À défaut de traitement, le salarié peut être déclaré inapte à son poste :
Cela n’est possible que si une hygiène irréprochable est absolument nécessaire pour mener à bien les tâches demandées.
En effet, un vendeur qui sent la transpiration, ce n’est pas bon pour le commerce !
Si les odeurs de l’employé l’empêchent d’occuper son poste actuel, l’employeur peut :
rechercher une solution de reclassement pour l’employé ;
engager une procédure de licenciement si aucun reclassement n’est possible.
À noter : dans tous les cas, l’employeur doit rester très discret. Il doit être attentif à ne jamais mettre l’employé dans une position embarrassante ou humiliante, devant ses collègues comme devant la clientèle.

Attention aux licenciements abusifs :
Transpiration excessive ? Il existe des moyens d’en venir à bout !
Un employeur ne peut pas licencier en toute liberté et sous tous les prétextes. Certains motifs sont abusifs et peuvent motiver une saisine des Prud’hommes.
Licencier un employé en raison d’odeurs causées par une maladie relève de la discrimination. Si celle-ci est avérée, le conseil des Prud’hommes peut annuler la décision de l’employeur.
Saisir le conseil des Prud’hommes nécessite de faire des démarches. Consultez nos fiches pratiques Réunir les documents nécessaires pour saisir le conseil des Prud’hommes et Déposer une demande de saisine au conseil des Prud’hommes.

 

La résiliation du contrat de travail est prononcée aux torts de l’employeur si le salarié rapporte la preuve des manquements graves qu’il impute à son employeur ; elle produit alors les effets d’un licenciement sans cause réelle et sérieuse.

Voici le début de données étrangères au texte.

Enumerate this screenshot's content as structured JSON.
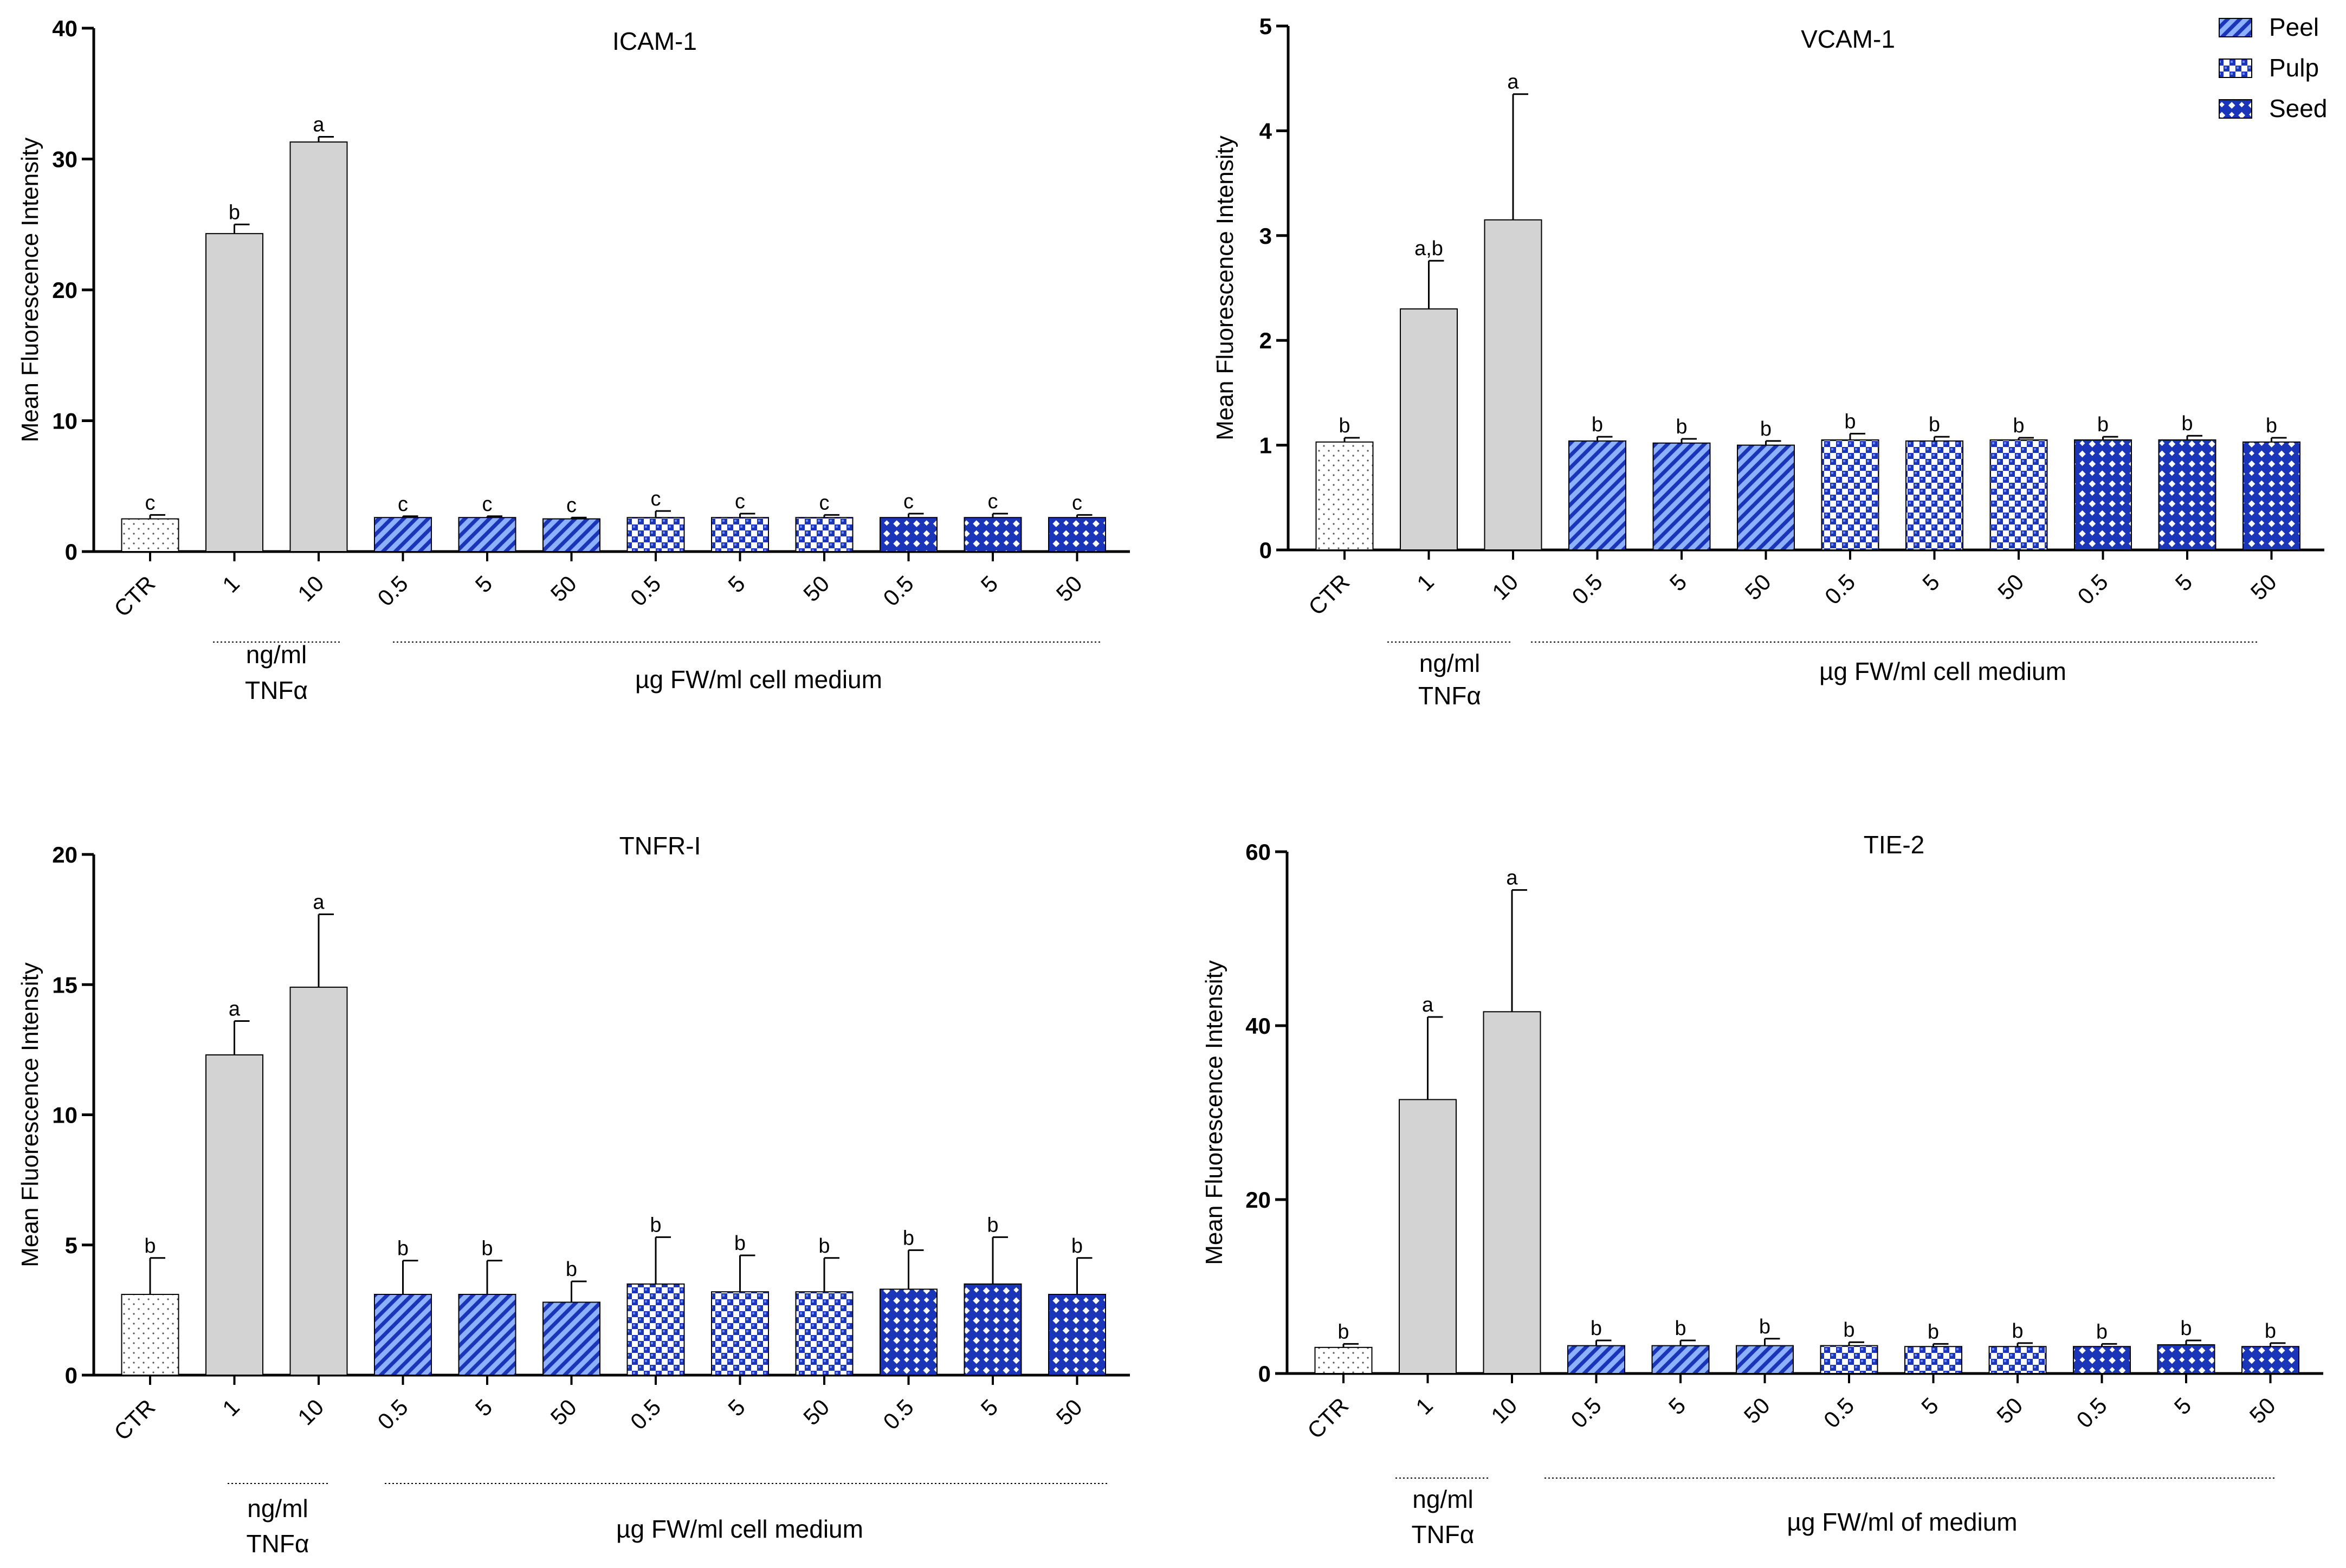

Madame X… connaissait des problèmes de transpiration qui incommodait ses collègues et les clients.

A la demande des employées, l’employeur avait parlé de ce problème à Madame X… lors d’un entretien privé.

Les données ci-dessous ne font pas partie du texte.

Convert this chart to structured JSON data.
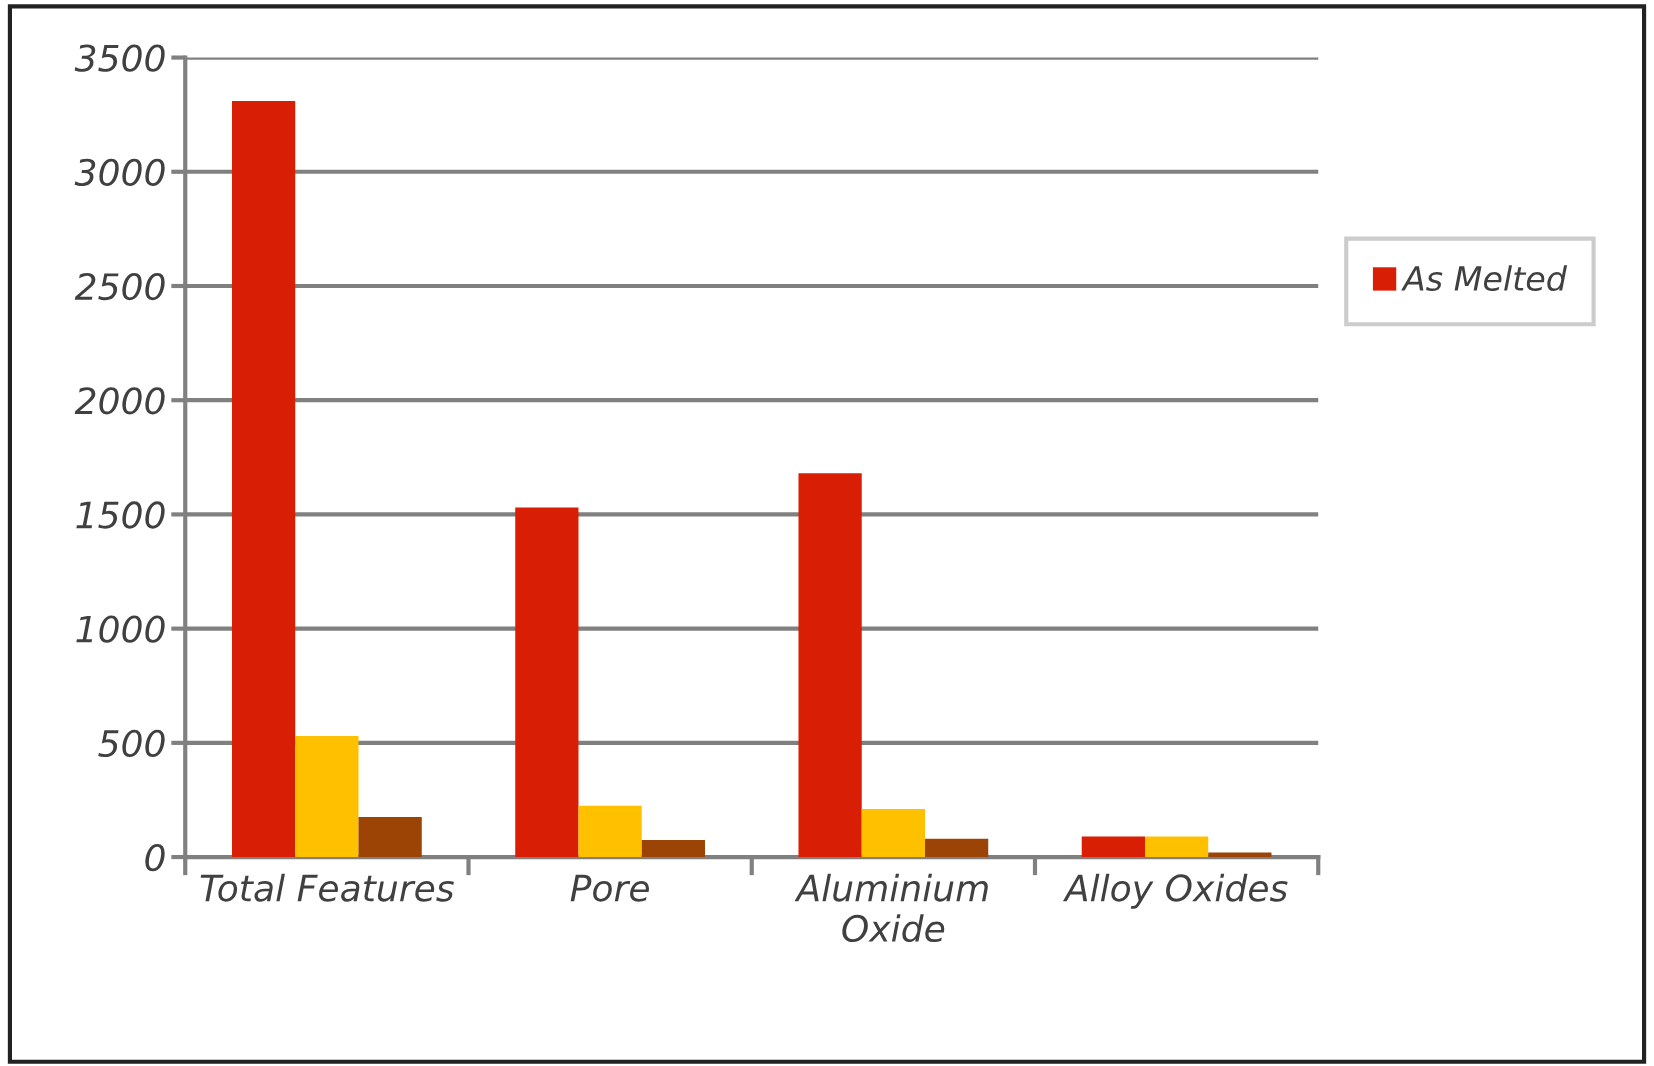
{
  "chart_data": {
    "type": "bar",
    "categories": [
      "Total Features",
      "Pore",
      "Aluminium\nOxide",
      "Alloy Oxides"
    ],
    "series": [
      {
        "name": "As Melted",
        "color": "#d81e05",
        "values": [
          3310,
          1530,
          1680,
          90
        ]
      },
      {
        "color": "#ffc000",
        "values": [
          530,
          225,
          210,
          90
        ]
      },
      {
        "color": "#9c4306",
        "values": [
          175,
          75,
          80,
          20
        ]
      }
    ],
    "ylim": [
      0,
      3500
    ],
    "yticks": [
      0,
      500,
      1000,
      1500,
      2000,
      2500,
      3000,
      3500
    ],
    "grid": "y",
    "legend": "right"
  }
}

Le contrat de travail contenait une clause obligeant la salariée à porter les vêtements HAIRCOIF en parfait état de propreté et à avoir une tenue, une coiffure et une hygiène corporelle irréprochable.

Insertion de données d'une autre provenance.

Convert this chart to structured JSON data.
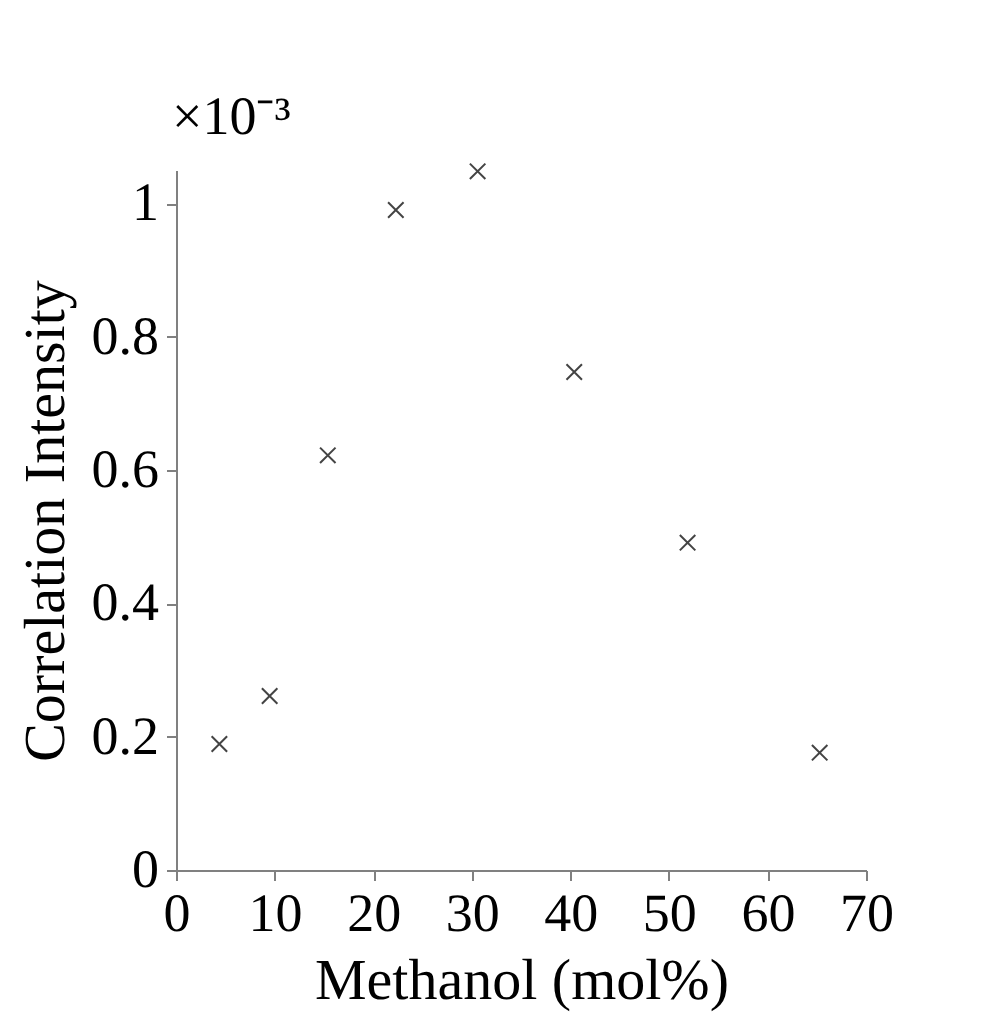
{
  "chart_data": {
    "type": "scatter",
    "xlabel": "Methanol (mol%)",
    "ylabel": "Correlation Intensity",
    "annotations": [
      "×10⁻³"
    ],
    "x": [
      4.4,
      9.5,
      15.4,
      22.3,
      30.6,
      40.4,
      51.9,
      65.3
    ],
    "series": [
      {
        "color": "#444444",
        "values": [
          0.189,
          0.261,
          0.622,
          0.99,
          1.048,
          0.747,
          0.491,
          0.176
        ]
      }
    ],
    "xlim": [
      0,
      70
    ],
    "xticks": [
      0,
      10,
      20,
      30,
      40,
      50,
      60,
      70
    ],
    "ylim": [
      0,
      1.05
    ],
    "yticks": [
      0,
      0.2,
      0.4,
      0.6,
      0.8,
      1
    ],
    "grid": false,
    "marker": "cross"
  }
}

Lors d’un entretien individuel qui s’est tenu le 28 novembre 2006, l’employeur a fait remarquer à Madame X… qu’elle devait faire preuve d’une hygiène corporelle irréprochable et ne pas sentir la transpiration du fait du travail en contact proche avec la clientèle.

Ce fait ne caractérise pas un manquement fautif de l’employeur à ses obligations mais l’exercice de son pouvoir disciplinaire.

Cour d’Appel de Lyon, 13 mai 2011 n° 10/04210

***

La lettre de licenciement adressée à Madame X… comportait le motif suivant :

« Malgré plusieurs remarques et mise en garde de deux de nos responsables à votre égard, vous avez fait preuve d’un manque d’hygiène corporelle depuis votre arrivée dans notre entreprise.
Un tel comportement n’est plus tolérable ni pour vos collègues ni pour moi-même.
La gravité des faits qui vous sont reprochés vous fait perdre tout droit aux indemnités de préavis et de licenciement. »

En réalité, il est reproché à cette salariée l’odeur nauséabonde que, selon différents témoins, elle aurait dégagée en raison de sa transpiration.

Ainsi, Monsieur A…, chef de rayon, a attesté qu’ « une odeur forte de transpiration rendait son bureau inaccessible »

De même, Madame B…, chef de rayon, a fait état d’ « une forte odeur de transpiration ».

La Cour d’Appel d’Agen a considéré que cependant, il n’était pas démontré que cette odeur de transpiration ait eu pour cause certaine un manque d’hygiène.

En effet, Madame X… a produit un certificat médical précisant qu’elle « bénéficie d’un traitement spécialisé à visé anti-transpirante ».

Il s’évince dudit certificat que la transpiration dont parait souffrir la salariée a une cause médicale.

De plus, la salarié n’avait fait l’objet d’aucun avertissement ou reproche avant sa convocation à l’entretien préalable en vue de la rupture du contrat de qualification.

Dès lors, les faits prétendument constatés depuis le début de l’exécution du contrat de travail étaient incompatibles avec la notion de faute grave qui exige une réponse immédiate de l’employeur.

Dans ces conditions, Madame X… s’est vue attribuer des dommages et intérêts pour un montant supérieur aux salaires normalement perçus (7 mois) jusqu’au terme de son contrat à durée déterminée.